The incidence and severity of injection site reactions were low in both the SB5-HC and SB5-LC group throughout the study while lower incidence was found in the SB5-HC compared to the SB5-LC group. In terms of pain VAS intensity, the largest difference was found immediately after injection when the highest intensity was measured in both groups. Those reactions mostly diminished in both groups after 15 min (Supplement 1). Factors known to contribute to subcutaneous injection site reactions can be grouped into product-related and patient-related factors (e.g., low body weight or needle phobia) [12]. The product-related factors include the formulation (ingredients, pH, or buffers), injection volume, needle gauge size, or type of device. Although the amount of the active ingredient is the same (i.e., 40 mg ADL), SB5-HC is different from SB5-LC by means of 50% reduced injection volume (i.e., 40 vs. 80 ml) and excipients (e.g., citrate-free). With high injection volume and certain excipients being potential triggers of injection site pain [13,14,15], the lower volume and difference in the formulation may be the reason for the reduction of injection site related reactions.

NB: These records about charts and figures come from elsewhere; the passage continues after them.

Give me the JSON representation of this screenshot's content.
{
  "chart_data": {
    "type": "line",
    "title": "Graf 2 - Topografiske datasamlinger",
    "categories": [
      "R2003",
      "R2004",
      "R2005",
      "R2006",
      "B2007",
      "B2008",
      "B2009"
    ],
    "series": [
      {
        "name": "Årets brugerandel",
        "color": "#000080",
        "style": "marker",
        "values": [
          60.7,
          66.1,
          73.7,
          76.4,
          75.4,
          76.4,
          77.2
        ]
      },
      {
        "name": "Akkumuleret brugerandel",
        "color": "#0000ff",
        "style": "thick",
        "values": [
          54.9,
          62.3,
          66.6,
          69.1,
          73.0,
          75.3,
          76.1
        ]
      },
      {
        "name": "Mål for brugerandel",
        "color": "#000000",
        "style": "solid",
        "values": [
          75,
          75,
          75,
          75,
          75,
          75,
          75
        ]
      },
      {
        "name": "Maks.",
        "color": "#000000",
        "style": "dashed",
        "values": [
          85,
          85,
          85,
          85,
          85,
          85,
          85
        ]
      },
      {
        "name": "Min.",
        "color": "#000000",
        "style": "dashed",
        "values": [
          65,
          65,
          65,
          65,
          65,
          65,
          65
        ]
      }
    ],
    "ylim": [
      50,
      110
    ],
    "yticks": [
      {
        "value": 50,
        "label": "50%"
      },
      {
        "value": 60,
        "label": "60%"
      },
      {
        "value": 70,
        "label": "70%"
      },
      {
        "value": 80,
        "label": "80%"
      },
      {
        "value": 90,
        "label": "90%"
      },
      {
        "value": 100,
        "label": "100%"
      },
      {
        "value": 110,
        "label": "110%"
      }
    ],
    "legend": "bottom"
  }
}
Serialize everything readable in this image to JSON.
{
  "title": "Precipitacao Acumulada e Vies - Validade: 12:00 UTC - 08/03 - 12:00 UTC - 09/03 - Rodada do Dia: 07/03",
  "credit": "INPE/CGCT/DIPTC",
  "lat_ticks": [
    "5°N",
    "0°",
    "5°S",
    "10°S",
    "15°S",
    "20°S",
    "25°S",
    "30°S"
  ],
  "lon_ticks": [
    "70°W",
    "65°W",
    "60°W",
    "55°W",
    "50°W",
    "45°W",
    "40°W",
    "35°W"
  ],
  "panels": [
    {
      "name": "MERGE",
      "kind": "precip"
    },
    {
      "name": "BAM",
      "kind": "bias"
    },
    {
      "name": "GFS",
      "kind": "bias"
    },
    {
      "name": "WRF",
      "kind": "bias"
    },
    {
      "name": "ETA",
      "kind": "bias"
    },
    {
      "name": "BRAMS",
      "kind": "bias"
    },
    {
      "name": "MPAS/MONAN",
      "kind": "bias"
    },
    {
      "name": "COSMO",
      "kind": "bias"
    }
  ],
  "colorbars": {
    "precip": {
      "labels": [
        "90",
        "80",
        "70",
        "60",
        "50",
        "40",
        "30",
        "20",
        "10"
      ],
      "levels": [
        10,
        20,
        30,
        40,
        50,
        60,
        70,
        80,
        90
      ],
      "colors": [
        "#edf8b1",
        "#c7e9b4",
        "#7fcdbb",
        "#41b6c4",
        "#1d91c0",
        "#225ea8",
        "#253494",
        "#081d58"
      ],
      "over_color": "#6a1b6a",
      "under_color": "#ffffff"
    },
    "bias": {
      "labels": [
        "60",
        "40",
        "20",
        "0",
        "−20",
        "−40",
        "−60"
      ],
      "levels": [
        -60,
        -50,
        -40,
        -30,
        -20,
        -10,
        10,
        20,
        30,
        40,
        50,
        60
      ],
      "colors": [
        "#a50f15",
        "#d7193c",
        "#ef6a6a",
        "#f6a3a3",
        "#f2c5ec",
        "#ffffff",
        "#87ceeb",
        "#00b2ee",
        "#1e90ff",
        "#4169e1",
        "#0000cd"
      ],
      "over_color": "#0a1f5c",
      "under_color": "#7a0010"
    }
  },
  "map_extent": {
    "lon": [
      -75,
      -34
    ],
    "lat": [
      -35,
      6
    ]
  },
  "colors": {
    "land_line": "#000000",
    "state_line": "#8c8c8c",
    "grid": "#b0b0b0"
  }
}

The reduction of injection-site reactions and pain may positively affect treatment adherence in patients with chronic conditions who require repeated dosing [16]. Currently, the recommended subcutaneous dosage of ADL for adult patients with rheumatoid arthritis, psoriatic arthritis, or ankylosing spondylitis is 40 mg administered every other week [2, 3]. As previous reports showed that reduced injection site pain, achieved by low-volume or citrate-free formulations and other means, significantly increased patients’ compliance [17, 18], a newly developed, low-volume and citrate-free formulation of SB5 (SB5-HC) may contribute to a better patient adherence to treatment.

Limitations of the present study include factors related to the study population. Only healthy male subjects were selected because they were considered to be a more homogeneous and represent a sensitive population to compare PK characteristics than patients with various disease-related factors [19].

Conclusions

A newly developed, high-concentration, low-volume, citrate-free formulation of SB5 (SB5-HC) demonstrated PK bioequivalence with comparable safety and immunogenicity characteristics to the low-concentration, high-volume formulation of SB5 (SB5-LC) in healthy male subjects.